BnF, Mss, NAF 16362, f. 353-354
Transcription d’Audrey Vala assistée de Florence Naugrette

a) « ennuieuse ».


8 avril [1846], mercredi soir, 6 h. 

Sous prétexte d’aller travailler, vous m’avez quittée de très bonne heure mon vieux chinois, c’est une manière honnête de me planter là sans exposer vos beaux yeux à ma juste et légitime indignation. Cependant, ne vous y fiez pas, car je suis femme à sortir de ma bonasse crédulité et à vous griffer malgré la bonne cuirasse dont vous vous protégez : – Je travaille. Je vous travailleraia vos chères petites côtelettesb afin de vous rendre plus tendre et meilleur si c’est possible. Pour commencer je vais déjà faire votre ceinture pour les préparer petit à petit par une douce chaleur à recevoir mes autres petits moyens plus énergiques. Si j’avais su que la séance soit remise à mardi et si tu n’avais pas dû aller à l’Académie ce jour là j’aurais gardé les billets. Je n’aurais jamais cru qu’il fût si difficile d’emmancher une chose aussi simple que celle d’assister, MOI, à une séance de la Chambre des Pairs à laquelle vous assisteriez vous aussi de votre côté. Il est vrai que dès qu’il s’agit de moi les choses les plus ordinaires se compliquent et finissent même quelquefois par devenir impossibles.

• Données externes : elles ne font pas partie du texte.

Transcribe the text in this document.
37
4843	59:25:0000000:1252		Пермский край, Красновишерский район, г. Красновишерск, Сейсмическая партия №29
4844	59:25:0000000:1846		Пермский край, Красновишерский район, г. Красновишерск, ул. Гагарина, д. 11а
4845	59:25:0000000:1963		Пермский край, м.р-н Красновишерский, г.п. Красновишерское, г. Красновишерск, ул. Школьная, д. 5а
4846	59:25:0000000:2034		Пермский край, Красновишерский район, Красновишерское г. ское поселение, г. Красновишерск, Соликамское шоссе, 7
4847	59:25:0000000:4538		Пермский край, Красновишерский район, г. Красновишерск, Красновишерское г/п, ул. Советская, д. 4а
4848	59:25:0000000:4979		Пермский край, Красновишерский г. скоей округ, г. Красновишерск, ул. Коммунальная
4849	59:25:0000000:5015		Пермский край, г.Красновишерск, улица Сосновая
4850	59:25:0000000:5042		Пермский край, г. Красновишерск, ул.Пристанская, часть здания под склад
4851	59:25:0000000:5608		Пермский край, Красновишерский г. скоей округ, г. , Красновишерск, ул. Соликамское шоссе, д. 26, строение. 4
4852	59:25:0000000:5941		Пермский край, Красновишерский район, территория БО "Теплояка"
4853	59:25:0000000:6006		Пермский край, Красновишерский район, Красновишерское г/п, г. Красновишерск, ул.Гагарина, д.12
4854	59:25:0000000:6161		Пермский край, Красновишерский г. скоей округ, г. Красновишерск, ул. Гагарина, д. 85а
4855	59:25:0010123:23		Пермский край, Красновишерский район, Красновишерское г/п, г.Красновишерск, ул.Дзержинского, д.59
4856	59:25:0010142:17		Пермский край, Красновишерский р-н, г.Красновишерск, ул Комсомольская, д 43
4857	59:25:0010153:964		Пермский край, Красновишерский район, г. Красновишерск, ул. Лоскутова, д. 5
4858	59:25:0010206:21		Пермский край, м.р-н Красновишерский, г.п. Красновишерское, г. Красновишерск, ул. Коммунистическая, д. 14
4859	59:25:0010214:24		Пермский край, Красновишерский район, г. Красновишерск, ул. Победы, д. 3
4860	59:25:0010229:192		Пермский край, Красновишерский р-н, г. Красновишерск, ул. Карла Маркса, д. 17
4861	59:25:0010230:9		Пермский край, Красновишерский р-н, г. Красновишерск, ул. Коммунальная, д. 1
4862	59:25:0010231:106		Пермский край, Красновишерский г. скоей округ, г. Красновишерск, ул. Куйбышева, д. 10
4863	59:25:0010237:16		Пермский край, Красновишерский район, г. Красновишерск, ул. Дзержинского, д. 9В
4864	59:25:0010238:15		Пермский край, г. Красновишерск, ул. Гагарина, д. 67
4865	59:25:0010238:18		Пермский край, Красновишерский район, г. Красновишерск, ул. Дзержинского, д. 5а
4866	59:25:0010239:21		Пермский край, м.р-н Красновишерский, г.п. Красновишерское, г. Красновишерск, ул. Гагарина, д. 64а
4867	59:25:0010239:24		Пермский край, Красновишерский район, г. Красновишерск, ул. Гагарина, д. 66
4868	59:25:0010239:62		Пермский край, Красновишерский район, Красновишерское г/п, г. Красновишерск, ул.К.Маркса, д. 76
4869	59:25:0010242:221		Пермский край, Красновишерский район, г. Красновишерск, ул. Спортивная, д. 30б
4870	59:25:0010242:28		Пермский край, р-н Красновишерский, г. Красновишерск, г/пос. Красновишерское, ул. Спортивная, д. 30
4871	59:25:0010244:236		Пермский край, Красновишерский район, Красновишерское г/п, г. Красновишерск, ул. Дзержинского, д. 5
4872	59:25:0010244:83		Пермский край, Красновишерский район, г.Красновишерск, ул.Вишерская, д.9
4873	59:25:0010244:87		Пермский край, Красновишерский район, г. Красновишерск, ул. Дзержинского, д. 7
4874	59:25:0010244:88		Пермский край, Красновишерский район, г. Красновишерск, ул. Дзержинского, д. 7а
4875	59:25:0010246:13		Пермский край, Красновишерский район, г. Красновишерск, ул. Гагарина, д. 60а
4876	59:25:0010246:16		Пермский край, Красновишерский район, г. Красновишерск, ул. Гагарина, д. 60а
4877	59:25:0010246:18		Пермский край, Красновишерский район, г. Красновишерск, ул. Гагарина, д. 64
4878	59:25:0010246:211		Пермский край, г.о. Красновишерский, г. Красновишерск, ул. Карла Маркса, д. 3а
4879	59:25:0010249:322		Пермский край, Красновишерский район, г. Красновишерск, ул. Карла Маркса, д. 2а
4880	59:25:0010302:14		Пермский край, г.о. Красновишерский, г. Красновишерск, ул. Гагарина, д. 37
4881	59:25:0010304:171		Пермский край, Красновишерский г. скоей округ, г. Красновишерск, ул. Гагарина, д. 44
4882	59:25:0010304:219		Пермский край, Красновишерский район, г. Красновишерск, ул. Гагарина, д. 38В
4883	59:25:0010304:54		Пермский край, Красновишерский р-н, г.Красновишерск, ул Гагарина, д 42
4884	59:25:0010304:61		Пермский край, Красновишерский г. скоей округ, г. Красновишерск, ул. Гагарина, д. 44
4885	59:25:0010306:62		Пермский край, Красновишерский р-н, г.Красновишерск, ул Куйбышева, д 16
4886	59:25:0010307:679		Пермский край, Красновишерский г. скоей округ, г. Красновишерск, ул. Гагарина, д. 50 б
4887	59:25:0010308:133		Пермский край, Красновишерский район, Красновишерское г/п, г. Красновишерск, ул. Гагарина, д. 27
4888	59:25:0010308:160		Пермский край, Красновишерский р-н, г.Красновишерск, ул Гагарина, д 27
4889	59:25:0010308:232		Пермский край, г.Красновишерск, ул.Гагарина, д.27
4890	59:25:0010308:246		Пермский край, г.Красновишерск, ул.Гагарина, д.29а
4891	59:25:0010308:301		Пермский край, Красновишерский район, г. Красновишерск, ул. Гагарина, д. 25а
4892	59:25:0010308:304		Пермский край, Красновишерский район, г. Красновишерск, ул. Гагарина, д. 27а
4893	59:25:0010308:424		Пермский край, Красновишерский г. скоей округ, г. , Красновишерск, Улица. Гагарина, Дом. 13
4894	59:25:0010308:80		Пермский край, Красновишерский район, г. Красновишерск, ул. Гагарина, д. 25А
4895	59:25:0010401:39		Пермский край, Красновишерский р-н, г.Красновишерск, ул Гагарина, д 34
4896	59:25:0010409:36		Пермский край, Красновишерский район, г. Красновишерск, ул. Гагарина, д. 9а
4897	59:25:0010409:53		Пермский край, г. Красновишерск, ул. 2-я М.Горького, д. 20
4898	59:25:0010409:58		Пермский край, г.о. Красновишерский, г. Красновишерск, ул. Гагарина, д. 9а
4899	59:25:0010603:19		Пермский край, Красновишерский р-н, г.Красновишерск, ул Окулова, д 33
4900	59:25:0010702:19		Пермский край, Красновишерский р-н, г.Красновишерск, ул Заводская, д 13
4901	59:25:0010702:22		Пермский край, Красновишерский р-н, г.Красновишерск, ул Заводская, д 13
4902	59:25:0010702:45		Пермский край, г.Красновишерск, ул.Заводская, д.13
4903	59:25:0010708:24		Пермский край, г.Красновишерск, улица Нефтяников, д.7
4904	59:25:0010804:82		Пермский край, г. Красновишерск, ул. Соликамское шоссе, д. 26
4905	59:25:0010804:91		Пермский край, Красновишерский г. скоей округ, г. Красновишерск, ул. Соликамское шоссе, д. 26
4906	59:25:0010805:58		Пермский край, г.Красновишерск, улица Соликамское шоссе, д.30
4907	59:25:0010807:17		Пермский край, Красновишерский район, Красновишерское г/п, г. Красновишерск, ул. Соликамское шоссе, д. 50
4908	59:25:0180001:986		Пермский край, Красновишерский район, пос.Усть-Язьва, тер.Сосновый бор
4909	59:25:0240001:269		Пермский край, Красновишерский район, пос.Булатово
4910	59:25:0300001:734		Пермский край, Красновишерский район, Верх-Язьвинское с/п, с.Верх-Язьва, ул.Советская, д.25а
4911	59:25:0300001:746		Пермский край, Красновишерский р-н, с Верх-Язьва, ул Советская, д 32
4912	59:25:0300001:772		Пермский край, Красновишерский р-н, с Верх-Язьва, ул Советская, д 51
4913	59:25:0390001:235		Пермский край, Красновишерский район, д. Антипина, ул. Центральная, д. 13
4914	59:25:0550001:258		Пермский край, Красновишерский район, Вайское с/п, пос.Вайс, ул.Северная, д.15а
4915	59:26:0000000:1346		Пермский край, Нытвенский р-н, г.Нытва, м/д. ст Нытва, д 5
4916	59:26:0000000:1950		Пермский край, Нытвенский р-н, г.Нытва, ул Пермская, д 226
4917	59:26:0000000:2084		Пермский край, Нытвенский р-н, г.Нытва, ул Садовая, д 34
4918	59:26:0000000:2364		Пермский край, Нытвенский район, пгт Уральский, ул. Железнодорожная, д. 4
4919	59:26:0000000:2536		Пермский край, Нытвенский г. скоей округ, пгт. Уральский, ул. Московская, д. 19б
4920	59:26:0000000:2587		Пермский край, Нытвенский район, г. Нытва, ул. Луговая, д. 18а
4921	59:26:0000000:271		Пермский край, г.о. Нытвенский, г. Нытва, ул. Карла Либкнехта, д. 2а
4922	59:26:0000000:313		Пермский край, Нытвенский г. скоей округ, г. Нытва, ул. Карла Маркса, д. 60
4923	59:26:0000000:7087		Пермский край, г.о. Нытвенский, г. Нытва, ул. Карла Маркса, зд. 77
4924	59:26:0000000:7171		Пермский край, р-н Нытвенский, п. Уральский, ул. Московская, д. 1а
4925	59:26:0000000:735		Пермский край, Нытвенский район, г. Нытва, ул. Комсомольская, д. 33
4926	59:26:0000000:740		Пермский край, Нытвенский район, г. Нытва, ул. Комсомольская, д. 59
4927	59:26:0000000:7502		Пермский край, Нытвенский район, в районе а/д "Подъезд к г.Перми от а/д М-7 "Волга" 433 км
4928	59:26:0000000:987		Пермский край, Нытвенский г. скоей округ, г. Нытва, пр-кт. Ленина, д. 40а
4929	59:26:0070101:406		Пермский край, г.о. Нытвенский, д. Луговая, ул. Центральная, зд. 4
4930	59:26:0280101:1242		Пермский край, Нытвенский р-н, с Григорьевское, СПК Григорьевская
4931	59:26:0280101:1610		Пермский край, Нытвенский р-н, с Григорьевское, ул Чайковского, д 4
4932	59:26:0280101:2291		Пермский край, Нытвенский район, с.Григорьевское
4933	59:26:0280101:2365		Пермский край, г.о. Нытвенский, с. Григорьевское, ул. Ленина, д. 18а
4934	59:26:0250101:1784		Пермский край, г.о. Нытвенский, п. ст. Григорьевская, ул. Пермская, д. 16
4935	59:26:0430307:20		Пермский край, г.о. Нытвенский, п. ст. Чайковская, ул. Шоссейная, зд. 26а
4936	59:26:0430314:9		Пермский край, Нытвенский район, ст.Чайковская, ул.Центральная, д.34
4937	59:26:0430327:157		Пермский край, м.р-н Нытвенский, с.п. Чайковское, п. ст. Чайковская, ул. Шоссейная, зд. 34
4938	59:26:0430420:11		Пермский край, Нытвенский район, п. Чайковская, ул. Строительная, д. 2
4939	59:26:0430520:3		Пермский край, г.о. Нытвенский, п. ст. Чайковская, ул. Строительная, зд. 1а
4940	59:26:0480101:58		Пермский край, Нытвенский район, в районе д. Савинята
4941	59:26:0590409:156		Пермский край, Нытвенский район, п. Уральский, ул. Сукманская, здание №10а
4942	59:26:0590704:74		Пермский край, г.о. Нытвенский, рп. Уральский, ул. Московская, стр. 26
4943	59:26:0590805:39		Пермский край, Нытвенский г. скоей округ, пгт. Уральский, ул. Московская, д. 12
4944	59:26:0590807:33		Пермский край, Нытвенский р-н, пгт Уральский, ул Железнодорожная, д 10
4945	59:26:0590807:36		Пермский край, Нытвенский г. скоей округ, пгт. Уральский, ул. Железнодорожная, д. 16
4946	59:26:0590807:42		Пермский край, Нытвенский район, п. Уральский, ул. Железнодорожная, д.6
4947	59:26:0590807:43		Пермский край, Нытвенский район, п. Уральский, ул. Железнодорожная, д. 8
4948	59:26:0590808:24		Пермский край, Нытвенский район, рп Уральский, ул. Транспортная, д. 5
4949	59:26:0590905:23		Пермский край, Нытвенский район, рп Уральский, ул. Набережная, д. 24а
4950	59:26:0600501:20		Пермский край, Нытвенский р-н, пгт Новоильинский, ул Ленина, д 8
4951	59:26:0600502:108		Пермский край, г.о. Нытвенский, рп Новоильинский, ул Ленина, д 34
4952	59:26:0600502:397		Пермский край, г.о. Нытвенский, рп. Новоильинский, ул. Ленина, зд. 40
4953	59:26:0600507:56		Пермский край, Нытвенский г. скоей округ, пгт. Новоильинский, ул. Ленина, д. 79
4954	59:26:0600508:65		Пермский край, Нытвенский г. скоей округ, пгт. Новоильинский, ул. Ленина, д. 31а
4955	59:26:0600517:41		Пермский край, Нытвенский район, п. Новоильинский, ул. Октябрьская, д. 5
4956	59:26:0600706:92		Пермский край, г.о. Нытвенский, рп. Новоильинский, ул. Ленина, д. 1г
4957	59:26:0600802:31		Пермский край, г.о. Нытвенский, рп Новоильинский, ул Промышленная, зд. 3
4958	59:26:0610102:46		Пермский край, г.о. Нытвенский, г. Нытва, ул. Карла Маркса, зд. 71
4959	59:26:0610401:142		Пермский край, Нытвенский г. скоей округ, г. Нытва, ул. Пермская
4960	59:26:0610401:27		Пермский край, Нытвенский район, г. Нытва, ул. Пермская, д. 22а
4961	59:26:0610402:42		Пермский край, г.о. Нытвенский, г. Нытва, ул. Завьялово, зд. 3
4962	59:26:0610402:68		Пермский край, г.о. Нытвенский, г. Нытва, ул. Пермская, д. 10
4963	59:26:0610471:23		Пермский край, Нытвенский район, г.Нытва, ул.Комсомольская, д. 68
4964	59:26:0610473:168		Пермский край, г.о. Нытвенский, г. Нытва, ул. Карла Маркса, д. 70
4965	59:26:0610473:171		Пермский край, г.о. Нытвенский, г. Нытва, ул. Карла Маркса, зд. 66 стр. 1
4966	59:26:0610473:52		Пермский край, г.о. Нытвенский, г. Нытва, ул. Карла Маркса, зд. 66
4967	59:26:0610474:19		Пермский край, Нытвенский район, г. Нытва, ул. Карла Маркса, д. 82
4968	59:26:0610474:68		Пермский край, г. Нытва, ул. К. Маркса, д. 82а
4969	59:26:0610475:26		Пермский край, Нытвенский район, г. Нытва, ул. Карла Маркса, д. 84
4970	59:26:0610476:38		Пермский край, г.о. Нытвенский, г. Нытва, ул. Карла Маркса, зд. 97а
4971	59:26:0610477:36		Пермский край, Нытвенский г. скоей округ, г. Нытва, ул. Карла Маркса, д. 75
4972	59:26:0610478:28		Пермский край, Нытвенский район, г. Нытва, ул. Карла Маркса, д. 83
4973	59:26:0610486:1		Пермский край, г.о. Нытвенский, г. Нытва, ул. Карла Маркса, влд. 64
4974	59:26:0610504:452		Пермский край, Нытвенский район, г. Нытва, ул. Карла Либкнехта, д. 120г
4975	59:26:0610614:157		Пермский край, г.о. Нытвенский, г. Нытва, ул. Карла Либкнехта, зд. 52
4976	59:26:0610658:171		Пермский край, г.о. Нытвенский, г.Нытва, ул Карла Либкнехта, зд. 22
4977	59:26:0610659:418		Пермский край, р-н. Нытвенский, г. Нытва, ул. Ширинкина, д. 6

Charmant privilège attaché à ma personne et dont je jouis médiocrement surtout lorsqu’il s’agit de vous voir et de voir jouer vos pièces.
Je n’avais pas la moindre envie de grogner en commençant mais l’appétit vient en griffouillant, ce qui fait qu’en finissant ma lettre je suis d’une humeur de dogue en pensant à demain [1] et à mardi. Baisez-moi, plaignez-moi et aimez-moi.

Juliette

BnF, Mss, NAF 16362, f. 355-356
Transcription d’Audrey Vala assistée de Florence Naugrette

a) « travaillerez ».
b) « cotellettes ».

Notes

[1On joue Hernani à la Comédie-Française le lendemain soir, mais Juliette Drouet n’est pas conviée.